Zu den gemeinsten und wehrhaftesten Schuttpflanzen gehören unsere Brenn-Nesseln. Während bei der großen, 1 m Höhe erreichenden Nessel (U. dioeca) Staub- und Griffelblüten auf verschiedene Pflanzen verteilt sind, sitzen sie bei der kleineren, auf unserer Tafel abgebildeten Schwester einhäusig auf demselben Stocke, und zwar gesondert in achselständigen Ährchen. Die Staubblätter umgiebt ein vierteiliges grünes Perigon, an den Fruchtblütchen lassen sich zwei kleine Kelch- und zwei größere Kronenblätter unterscheiden. Die Staubblätter verstreuen ihren Pollen mittels eigentümlicher Schleuderbewegungen. Sie liegen in der geschlossenen Blüte nach innen gekrümmt, so daß die Antheren mit der Vorderseite gegen die Basis ihrer Träger, mit den Rückseiten gegen einander gepreßt sind, streben aber infolge der ihnen innewohnenden Spannung, sich geradezustrecken. Sobald das im Sonnenschein sich öffnende Perigon sie von der einzigen Hemmung befreit, schnellen die vier Staubblätter auseinander und schleudern aus den gleichzeitig geöffneten Antheren den Pollen in Gestalt kleiner Staubwölkchen hervor. Der fast immer vorhandene Lufthauch trägt ihn auf die Narben desselben oder eines benachbarten Stockes. Es ist bemerkenswert, daß die große Nessel, die wegen ihrer Zweihäusigkeit nicht so sicher auf Bestäubung rechnen kann, einen ausdauernden, kriechenden Wurzelstock besitzt, während die beiden kleineren Arten, die Brenn-Nessel und die seltenere pillentragende (U. pilulífera), einhäusig und einjährig sind.

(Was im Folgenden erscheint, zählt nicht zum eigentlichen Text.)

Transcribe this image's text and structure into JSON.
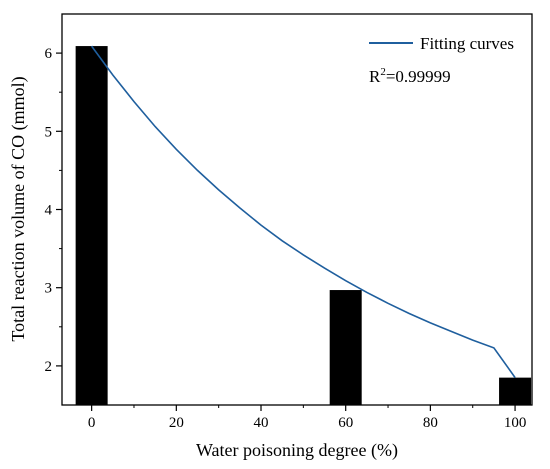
{
  "chart_data": {
    "type": "bar",
    "xlabel": "Water poisoning degree (%)",
    "ylabel": "Total reaction volume of CO (mmol)",
    "x": [
      0,
      60,
      100
    ],
    "values": [
      6.09,
      2.97,
      1.85
    ],
    "bar_color": "#000000",
    "xlim": [
      -7,
      104
    ],
    "ylim": [
      1.5,
      6.5
    ],
    "xticks": [
      0,
      20,
      40,
      60,
      80,
      100
    ],
    "yticks": [
      2,
      3,
      4,
      5,
      6
    ],
    "grid": false,
    "series": [
      {
        "name": "Fitting curves",
        "type": "line",
        "color": "#1f5f9e",
        "x": [
          0,
          5,
          10,
          15,
          20,
          25,
          30,
          35,
          40,
          45,
          50,
          55,
          60,
          65,
          70,
          75,
          80,
          85,
          90,
          95,
          100
        ],
        "values": [
          6.09,
          5.72,
          5.38,
          5.06,
          4.77,
          4.5,
          4.25,
          4.02,
          3.8,
          3.6,
          3.42,
          3.25,
          3.09,
          2.94,
          2.8,
          2.67,
          2.55,
          2.44,
          2.33,
          2.23,
          1.85
        ]
      }
    ],
    "legend_position": "top-right",
    "annotation": {
      "prefix": "R",
      "superscript": "2",
      "suffix": "=0.99999"
    }
  }
}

In die Nesseln zu geraten, mag höchstens für einen bußfertigen Sünder von Gewinn sein; denn sie haben ihr Möglichstes gethan, um sich jeglichen Besuch vom Leibe zu halten. »Dat Krut kenn ick, säd de Düwel« – setzte sich aber trotzdem hinein. Von der Wurzel bis zu den Perigonblättchen ist es mit zahlreichen, einzeln stehenden Brennhaaren bewehrt, einzelligen Auswüchsen der Oberhaut, deren spröde, mit Ameisensäure gefüllte Spitzen bei der leisesten Berührung in die Haut dringen, abbrechen und ihren ätzenden Inhalt in die Wunde ergießen. Das genügt schon als Schutz gegen pflanzenfressende Säugetiere, aber nicht gegen die Schnecken, denen die weitläufig stehenden Brennhaare das Ankriechen und Nagen höchstens erschweren, aber nicht unmöglich machen. Sie werden durch kurze, mit den Spitzen abwärts gerichtete Borstenhaare des Stengels ferngehalten. Nur die Raupen gewisser Tagfalter aus der Gattung Vanessa lassen sich durch diese doppelte Schutzwehr nicht abhalten. Auf der großen Nessel lebt die Raupe des Tagpfauenauges, auf der kleinen die des Fuchses; auch die Raupe des Admirals nährt sich von Nesselblättern.

Als Schutzmittel gegen den Blitz und die Behexung des Viehs, zur Vertreibung von Krankheiten und als Schönheitsmittel für Mensch und Tier stand die Nessel früher in hohem Ansehen. Sie half gegen Milzbeschwerden, Podagra und Nasenbluten; ihre flachen, samenähnlichen Nüßchen wurden dem Vieh gegeben, um das Fell glatt und glänzend zu machen, und verliehen, als Thee zubereitet, der menschlichen Haut die Zartheit des Sammets und die Glätte des Alabasters. Auch zu Liebestränken wurde sie verwendet: so brennend wie die Nessel sollte die Liebe dessen werden, dem man ihren Saft auf die Thürschwelle goß. Das Märchen weiß auch noch von der Verwendung der Nesselfaser zu Gespinsten zu erzählen.

Nesselgewächse, Urticaceen, Kl. XXI. einjährig. Juli – September. H. 0,30 bis 0,60 m.